Over the next weeks and years, this Council will face the opportunity – indeed, the imperative – to focus on both the important thematic issues of our time and the countries or regions of the world where human rights most urgently need our attention. My government has long supported the use of cooperation and technical assistance as a means to build a country’s capacity to address human rights concerns. Indeed, this is among the reasons why the High Commissioner’s independent assessments, and the work of her offices on the ground, are so vital. Yet, while we strive for this cooperation, when faced with a situation where abuses are ongoing and a government resists such cooperation, this Council owes it to those deprived of their human rights to act. In the final analysis, we must never forget that the basic mission of the Council is protect and defend people not governments.

My government welcomed the special sessions on Sudan and Burma, but we still wait for substantive action by those countries and hope to see strong follow-up measures, as well as strong action on the tragic human rights situation in the DPRK. It is at a time like this when the work of dedicated individuals such as the outgoing Special Rapporteur on Burma, Paolo Pinheiro, is so critical, and when renewing the mandate of the Special Rapporteur on the DPRK is so vitally important.

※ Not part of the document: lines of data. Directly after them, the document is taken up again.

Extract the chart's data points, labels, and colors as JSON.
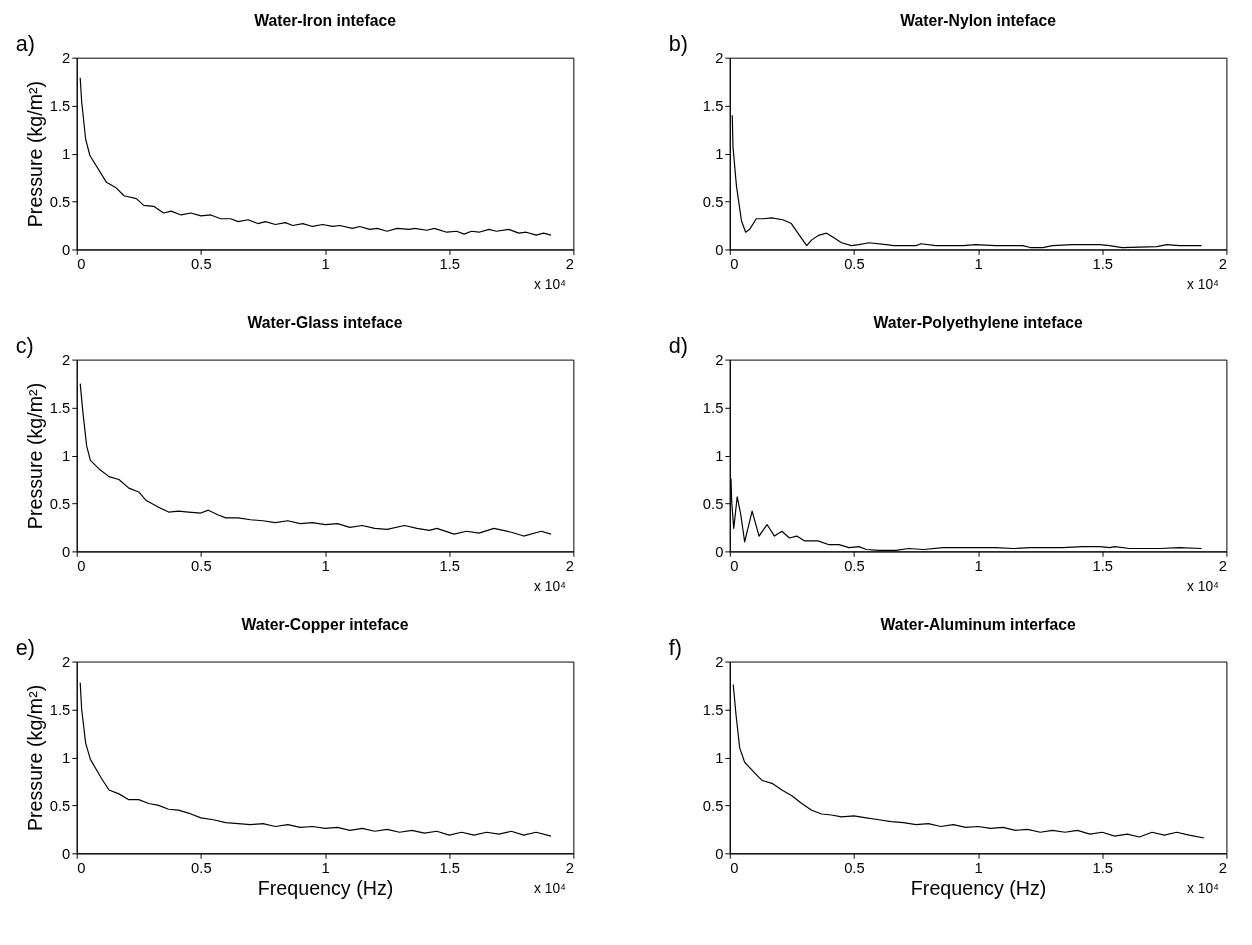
{
  "chart_data": [
    {
      "type": "line",
      "title": "Water-Iron inteface",
      "ylabel": "Pressure (kg/m²)",
      "annotations": [
        "a)",
        "x 10⁴"
      ],
      "xlim": [
        0,
        2
      ],
      "xticks": [
        0,
        0.5,
        1,
        1.5,
        2
      ],
      "ylim": [
        0,
        2
      ],
      "yticks": [
        0,
        0.5,
        1,
        1.5,
        2
      ],
      "grid": false,
      "series": [
        {
          "color": "#000000",
          "x": [
            0.014,
            0.02,
            0.036,
            0.053,
            0.12,
            0.16,
            0.19,
            0.24,
            0.27,
            0.31,
            0.35,
            0.38,
            0.42,
            0.46,
            0.5,
            0.54,
            0.58,
            0.62,
            0.65,
            0.69,
            0.73,
            0.76,
            0.8,
            0.84,
            0.87,
            0.91,
            0.95,
            0.99,
            1.03,
            1.06,
            1.11,
            1.14,
            1.18,
            1.21,
            1.25,
            1.29,
            1.34,
            1.36,
            1.41,
            1.44,
            1.49,
            1.53,
            1.56,
            1.59,
            1.62,
            1.66,
            1.69,
            1.74,
            1.78,
            1.81,
            1.85,
            1.88,
            1.91
          ],
          "values": [
            1.79,
            1.54,
            1.15,
            0.98,
            0.7,
            0.64,
            0.56,
            0.53,
            0.46,
            0.45,
            0.38,
            0.4,
            0.36,
            0.38,
            0.35,
            0.36,
            0.32,
            0.32,
            0.29,
            0.31,
            0.27,
            0.29,
            0.26,
            0.28,
            0.25,
            0.27,
            0.24,
            0.26,
            0.24,
            0.25,
            0.22,
            0.24,
            0.21,
            0.22,
            0.19,
            0.22,
            0.21,
            0.22,
            0.2,
            0.22,
            0.18,
            0.19,
            0.16,
            0.19,
            0.18,
            0.21,
            0.19,
            0.21,
            0.17,
            0.18,
            0.15,
            0.17,
            0.15
          ]
        }
      ]
    },
    {
      "type": "line",
      "title": "Water-Nylon inteface",
      "annotations": [
        "b)",
        "x 10⁴"
      ],
      "xlim": [
        0,
        2
      ],
      "xticks": [
        0,
        0.5,
        1,
        1.5,
        2
      ],
      "ylim": [
        0,
        2
      ],
      "yticks": [
        0,
        0.5,
        1,
        1.5,
        2
      ],
      "grid": false,
      "series": [
        {
          "color": "#000000",
          "x": [
            0.01,
            0.013,
            0.027,
            0.047,
            0.064,
            0.08,
            0.107,
            0.134,
            0.168,
            0.214,
            0.248,
            0.28,
            0.31,
            0.33,
            0.36,
            0.39,
            0.415,
            0.45,
            0.49,
            0.52,
            0.56,
            0.63,
            0.66,
            0.75,
            0.77,
            0.83,
            0.94,
            0.99,
            1.07,
            1.18,
            1.21,
            1.26,
            1.3,
            1.38,
            1.49,
            1.53,
            1.58,
            1.72,
            1.76,
            1.81,
            1.9
          ],
          "values": [
            1.4,
            1.07,
            0.66,
            0.3,
            0.18,
            0.21,
            0.32,
            0.32,
            0.33,
            0.31,
            0.27,
            0.15,
            0.04,
            0.1,
            0.15,
            0.17,
            0.13,
            0.07,
            0.04,
            0.05,
            0.07,
            0.05,
            0.04,
            0.04,
            0.06,
            0.04,
            0.04,
            0.05,
            0.04,
            0.04,
            0.02,
            0.02,
            0.04,
            0.05,
            0.05,
            0.04,
            0.02,
            0.03,
            0.05,
            0.04,
            0.04
          ]
        }
      ]
    },
    {
      "type": "line",
      "title": "Water-Glass inteface",
      "ylabel": "Pressure (kg/m²)",
      "annotations": [
        "c)",
        "x 10⁴"
      ],
      "xlim": [
        0,
        2
      ],
      "xticks": [
        0,
        0.5,
        1,
        1.5,
        2
      ],
      "ylim": [
        0,
        2
      ],
      "yticks": [
        0,
        0.5,
        1,
        1.5,
        2
      ],
      "grid": false,
      "series": [
        {
          "color": "#000000",
          "x": [
            0.014,
            0.025,
            0.04,
            0.055,
            0.09,
            0.13,
            0.17,
            0.21,
            0.25,
            0.28,
            0.33,
            0.37,
            0.41,
            0.45,
            0.5,
            0.53,
            0.57,
            0.6,
            0.65,
            0.7,
            0.75,
            0.8,
            0.85,
            0.9,
            0.95,
            1.0,
            1.05,
            1.1,
            1.15,
            1.2,
            1.25,
            1.32,
            1.37,
            1.42,
            1.45,
            1.52,
            1.57,
            1.62,
            1.68,
            1.75,
            1.8,
            1.87,
            1.91
          ],
          "values": [
            1.75,
            1.45,
            1.1,
            0.95,
            0.86,
            0.78,
            0.75,
            0.66,
            0.62,
            0.53,
            0.46,
            0.41,
            0.42,
            0.41,
            0.4,
            0.43,
            0.38,
            0.35,
            0.35,
            0.33,
            0.32,
            0.3,
            0.32,
            0.29,
            0.3,
            0.28,
            0.29,
            0.25,
            0.27,
            0.24,
            0.23,
            0.27,
            0.24,
            0.22,
            0.24,
            0.18,
            0.21,
            0.19,
            0.24,
            0.2,
            0.16,
            0.21,
            0.18
          ]
        }
      ]
    },
    {
      "type": "line",
      "title": "Water-Polyethylene inteface",
      "annotations": [
        "d)",
        "x 10⁴"
      ],
      "xlim": [
        0,
        2
      ],
      "xticks": [
        0,
        0.5,
        1,
        1.5,
        2
      ],
      "ylim": [
        0,
        2
      ],
      "yticks": [
        0,
        0.5,
        1,
        1.5,
        2
      ],
      "grid": false,
      "series": [
        {
          "color": "#000000",
          "x": [
            0.005,
            0.008,
            0.016,
            0.03,
            0.044,
            0.06,
            0.09,
            0.118,
            0.15,
            0.18,
            0.21,
            0.24,
            0.27,
            0.3,
            0.355,
            0.4,
            0.44,
            0.48,
            0.52,
            0.55,
            0.6,
            0.67,
            0.72,
            0.78,
            0.86,
            0.94,
            0.99,
            1.07,
            1.14,
            1.21,
            1.27,
            1.34,
            1.42,
            1.49,
            1.53,
            1.55,
            1.61,
            1.73,
            1.81,
            1.9
          ],
          "values": [
            0.76,
            0.51,
            0.24,
            0.57,
            0.39,
            0.1,
            0.42,
            0.16,
            0.28,
            0.16,
            0.21,
            0.14,
            0.16,
            0.11,
            0.11,
            0.07,
            0.07,
            0.04,
            0.05,
            0.02,
            0.01,
            0.01,
            0.03,
            0.02,
            0.04,
            0.04,
            0.04,
            0.04,
            0.03,
            0.04,
            0.04,
            0.04,
            0.05,
            0.05,
            0.04,
            0.05,
            0.03,
            0.03,
            0.04,
            0.03
          ]
        }
      ]
    },
    {
      "type": "line",
      "title": "Water-Copper inteface",
      "ylabel": "Pressure (kg/m²)",
      "xlabel": "Frequency (Hz)",
      "annotations": [
        "e)",
        "x 10⁴"
      ],
      "xlim": [
        0,
        2
      ],
      "xticks": [
        0,
        0.5,
        1,
        1.5,
        2
      ],
      "ylim": [
        0,
        2
      ],
      "yticks": [
        0,
        0.5,
        1,
        1.5,
        2
      ],
      "grid": false,
      "series": [
        {
          "color": "#000000",
          "x": [
            0.014,
            0.02,
            0.036,
            0.055,
            0.1,
            0.13,
            0.17,
            0.21,
            0.25,
            0.29,
            0.33,
            0.37,
            0.41,
            0.45,
            0.5,
            0.55,
            0.6,
            0.65,
            0.7,
            0.75,
            0.8,
            0.85,
            0.9,
            0.95,
            1.0,
            1.05,
            1.1,
            1.15,
            1.2,
            1.25,
            1.3,
            1.35,
            1.4,
            1.45,
            1.5,
            1.55,
            1.6,
            1.65,
            1.7,
            1.75,
            1.8,
            1.85,
            1.91
          ],
          "values": [
            1.78,
            1.5,
            1.15,
            0.98,
            0.78,
            0.66,
            0.62,
            0.56,
            0.56,
            0.52,
            0.5,
            0.46,
            0.45,
            0.42,
            0.37,
            0.35,
            0.32,
            0.31,
            0.3,
            0.31,
            0.28,
            0.3,
            0.27,
            0.28,
            0.26,
            0.27,
            0.24,
            0.26,
            0.23,
            0.25,
            0.22,
            0.24,
            0.21,
            0.23,
            0.19,
            0.22,
            0.19,
            0.22,
            0.2,
            0.23,
            0.19,
            0.22,
            0.18
          ]
        }
      ]
    },
    {
      "type": "line",
      "title": "Water-Aluminum interface",
      "xlabel": "Frequency (Hz)",
      "annotations": [
        "f)",
        "x 10⁴"
      ],
      "xlim": [
        0,
        2
      ],
      "xticks": [
        0,
        0.5,
        1,
        1.5,
        2
      ],
      "ylim": [
        0,
        2
      ],
      "yticks": [
        0,
        0.5,
        1,
        1.5,
        2
      ],
      "grid": false,
      "series": [
        {
          "color": "#000000",
          "x": [
            0.014,
            0.025,
            0.04,
            0.06,
            0.1,
            0.13,
            0.17,
            0.21,
            0.25,
            0.29,
            0.33,
            0.37,
            0.41,
            0.45,
            0.5,
            0.55,
            0.6,
            0.65,
            0.7,
            0.75,
            0.8,
            0.85,
            0.9,
            0.95,
            1.0,
            1.05,
            1.1,
            1.15,
            1.2,
            1.25,
            1.3,
            1.35,
            1.4,
            1.45,
            1.5,
            1.55,
            1.6,
            1.65,
            1.7,
            1.75,
            1.8,
            1.85,
            1.91
          ],
          "values": [
            1.76,
            1.45,
            1.1,
            0.95,
            0.84,
            0.76,
            0.73,
            0.66,
            0.6,
            0.52,
            0.45,
            0.41,
            0.4,
            0.38,
            0.39,
            0.37,
            0.35,
            0.33,
            0.32,
            0.3,
            0.31,
            0.28,
            0.3,
            0.27,
            0.28,
            0.26,
            0.27,
            0.24,
            0.25,
            0.22,
            0.24,
            0.22,
            0.24,
            0.2,
            0.22,
            0.18,
            0.2,
            0.17,
            0.22,
            0.19,
            0.22,
            0.19,
            0.16
          ]
        }
      ]
    }
  ]
}
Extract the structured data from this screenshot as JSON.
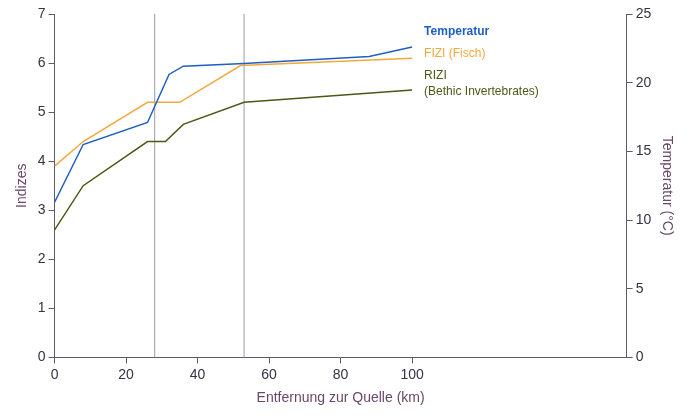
{
  "chart_data": {
    "type": "line",
    "x_label": "Entfernung zur Quelle (km)",
    "y_label": "Indizes",
    "y2_label": "Temperatur (°C)",
    "xlim": [
      0,
      160
    ],
    "xticks": [
      0,
      20,
      40,
      60,
      80,
      100
    ],
    "ylim": [
      0,
      7
    ],
    "yticks": [
      0,
      1,
      2,
      3,
      4,
      5,
      6,
      7
    ],
    "y2lim": [
      0,
      25
    ],
    "y2ticks": [
      0,
      5,
      10,
      15,
      20,
      25
    ],
    "grid": false,
    "boundaries": [
      28,
      53
    ],
    "series": [
      {
        "name": "Temperatur",
        "color": "#1f5fc4",
        "axis": "y2",
        "x": [
          0,
          8,
          26,
          32,
          36,
          53,
          88,
          100
        ],
        "values": [
          11.3,
          15.5,
          17.1,
          20.6,
          21.2,
          21.4,
          21.9,
          22.6
        ]
      },
      {
        "name": "FIZI (Fisch)",
        "color": "#f2a93b",
        "axis": "y",
        "x": [
          0,
          8,
          26,
          35,
          52,
          100
        ],
        "values": [
          3.9,
          4.4,
          5.2,
          5.2,
          5.95,
          6.1
        ]
      },
      {
        "name": "RIZI (Bethic Invertebrates)",
        "color": "#4a5a16",
        "axis": "y",
        "x": [
          0,
          8,
          26,
          31,
          36,
          53,
          100
        ],
        "values": [
          2.6,
          3.5,
          4.4,
          4.4,
          4.75,
          5.2,
          5.45
        ]
      }
    ]
  }
}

My government is also dismayed by the call for increased limits on freedom of expression, including references to “defamation of religions.” Tragically, many States – including some prominent members of this Council – have sought to use that concept to limit freedom of religion, stifle a free press, harass those exercising their freedom of expression, and to justify repressive State actions. There are times when the content of others’ speech may make us uncomfortable and even angry because it is offensive. There are some who advocate views that we all find reprehensible. Yet their right to express those views – and to respond – is crucial to a healthy debate that enlightens and that overcomes extremism, which is the enemy of human rights. Such challenges highlight the need to do a better job of teaching and respecting liberty and diversity, and help to sharpen – and at times illuminate – our own convictions. The beliefs of freedom of religion and freedom of speech are inseparable, each supporting the other and therefore mutually reinforcing. No great religion need be threatened by the criticism of others. As the concept of defamation continues to be a subject of discussion in this body, the Council should promote the realization of all human rights, including the right to freedom of expression and religion or belief, rather than attempt to restrict the exercise of these fundamental rights.

In every country in every age, few principles are as central to democracy as the ability to speak freely one’s own thoughts and opinions, to profess, argue or maintain one’s beliefs. Similarly, human rights defenders play a vital role – often at great personal risk – to stand up for the human rights of people everywhere, and to insist on accountable, democratic institutions and practices. This Council should renew the mandates of both these Special Rapporteurs without delay.

Secretary General Ban Ki-moon observed in his address to this Council on Monday that “your power gathers strength and resonance from the respect it enjoys among nations around the world.” But such respect is earned, not automatically given. We will continue to work cooperatively, in a spirit of mutual respect, with all delegations, across regions, toward promoting and protecting the human rights of all the world’s citizens as enshrined in the Universal Declaration of Human Rights.